If not designed specifically for privacy, these Android forks are at the very least not stock Android, and stripped of many anti-privacy features.

This can be accomplished due to the Pixel’s (mostly) unique attribute - a bootloader that can be unlocked and relocked.

I don’t know why Google have allowed their bootloaders this freedom, but I can’t imagine that a company with a reputation for killing anything they touch would allow it to continue for much longer.

If/when the day comes that the Pixel is fully locked down, what options are there for privacy enthusiasts to continue using a smartphone, an inherently unprivate device?

Does anyone know of development going into looking at how to unlock bootloaders on any device, opening the door for custom rom flashing to continue?

Are the pinephones, fairphones, etc going to have to ramp up production?

Anything going on in the iphone department allowing for detachment from the Apple ecosystem?

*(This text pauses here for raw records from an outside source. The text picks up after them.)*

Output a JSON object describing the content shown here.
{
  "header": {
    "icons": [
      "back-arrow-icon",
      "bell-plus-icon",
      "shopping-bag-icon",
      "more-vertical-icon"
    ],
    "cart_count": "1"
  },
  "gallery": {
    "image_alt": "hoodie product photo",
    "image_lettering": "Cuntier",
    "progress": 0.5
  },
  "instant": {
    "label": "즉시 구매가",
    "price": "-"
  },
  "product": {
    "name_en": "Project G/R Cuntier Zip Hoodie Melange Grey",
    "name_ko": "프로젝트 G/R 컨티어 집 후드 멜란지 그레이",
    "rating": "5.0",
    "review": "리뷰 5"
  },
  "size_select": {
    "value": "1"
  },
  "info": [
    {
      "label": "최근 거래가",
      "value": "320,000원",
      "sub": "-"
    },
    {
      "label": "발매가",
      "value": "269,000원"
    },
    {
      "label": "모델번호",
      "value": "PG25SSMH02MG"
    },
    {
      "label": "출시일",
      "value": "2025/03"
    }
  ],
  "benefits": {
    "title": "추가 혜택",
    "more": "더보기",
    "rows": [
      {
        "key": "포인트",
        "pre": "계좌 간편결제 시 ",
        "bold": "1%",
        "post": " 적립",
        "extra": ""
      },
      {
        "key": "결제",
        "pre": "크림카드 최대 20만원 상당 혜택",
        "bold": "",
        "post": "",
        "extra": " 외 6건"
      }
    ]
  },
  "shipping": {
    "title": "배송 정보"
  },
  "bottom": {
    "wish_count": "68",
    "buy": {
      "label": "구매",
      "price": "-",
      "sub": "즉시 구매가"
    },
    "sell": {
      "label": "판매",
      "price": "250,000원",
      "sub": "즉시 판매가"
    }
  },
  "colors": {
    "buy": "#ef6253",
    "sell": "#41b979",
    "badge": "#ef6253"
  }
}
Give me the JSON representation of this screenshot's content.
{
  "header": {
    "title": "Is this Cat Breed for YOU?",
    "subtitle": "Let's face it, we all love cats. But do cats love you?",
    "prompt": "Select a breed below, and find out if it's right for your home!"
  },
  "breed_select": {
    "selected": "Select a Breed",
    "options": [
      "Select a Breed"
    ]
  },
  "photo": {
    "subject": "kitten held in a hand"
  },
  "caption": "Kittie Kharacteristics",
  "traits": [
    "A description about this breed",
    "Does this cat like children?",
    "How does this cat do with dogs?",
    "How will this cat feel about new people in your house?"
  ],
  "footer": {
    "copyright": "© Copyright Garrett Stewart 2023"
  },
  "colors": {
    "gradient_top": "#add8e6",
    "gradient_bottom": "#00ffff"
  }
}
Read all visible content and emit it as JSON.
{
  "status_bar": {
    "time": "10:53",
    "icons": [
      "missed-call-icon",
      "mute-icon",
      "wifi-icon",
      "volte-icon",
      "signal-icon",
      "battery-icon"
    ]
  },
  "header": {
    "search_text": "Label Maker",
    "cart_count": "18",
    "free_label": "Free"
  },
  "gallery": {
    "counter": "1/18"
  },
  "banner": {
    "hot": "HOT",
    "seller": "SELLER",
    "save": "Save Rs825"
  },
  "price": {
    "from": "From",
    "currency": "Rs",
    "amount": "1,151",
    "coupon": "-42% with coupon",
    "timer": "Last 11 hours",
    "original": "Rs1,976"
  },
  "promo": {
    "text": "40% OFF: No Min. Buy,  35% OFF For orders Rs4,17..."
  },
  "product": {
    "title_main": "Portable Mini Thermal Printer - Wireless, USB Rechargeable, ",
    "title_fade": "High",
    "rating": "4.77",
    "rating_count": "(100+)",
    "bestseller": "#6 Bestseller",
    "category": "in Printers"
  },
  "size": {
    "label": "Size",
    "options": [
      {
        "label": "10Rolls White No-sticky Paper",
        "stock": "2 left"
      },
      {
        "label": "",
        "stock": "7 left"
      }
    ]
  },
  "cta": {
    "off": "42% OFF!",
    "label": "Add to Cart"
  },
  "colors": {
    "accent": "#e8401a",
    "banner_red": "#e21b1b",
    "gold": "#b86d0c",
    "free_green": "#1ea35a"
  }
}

What happens next, really?

  • @beigegull
    link
    21 year ago

    Google benefits significantly from providing developer phones. The whole open source android ecosystem doesn’t work if developers don’t have a device they can flash their own custom kernels on.

    Use by non-developers for privacy is an unintended side effect, but given the difficulty of doing it any negative effects for google aren’t going to matter unless there are some external pressures for hard lockdown (like piracy concerns).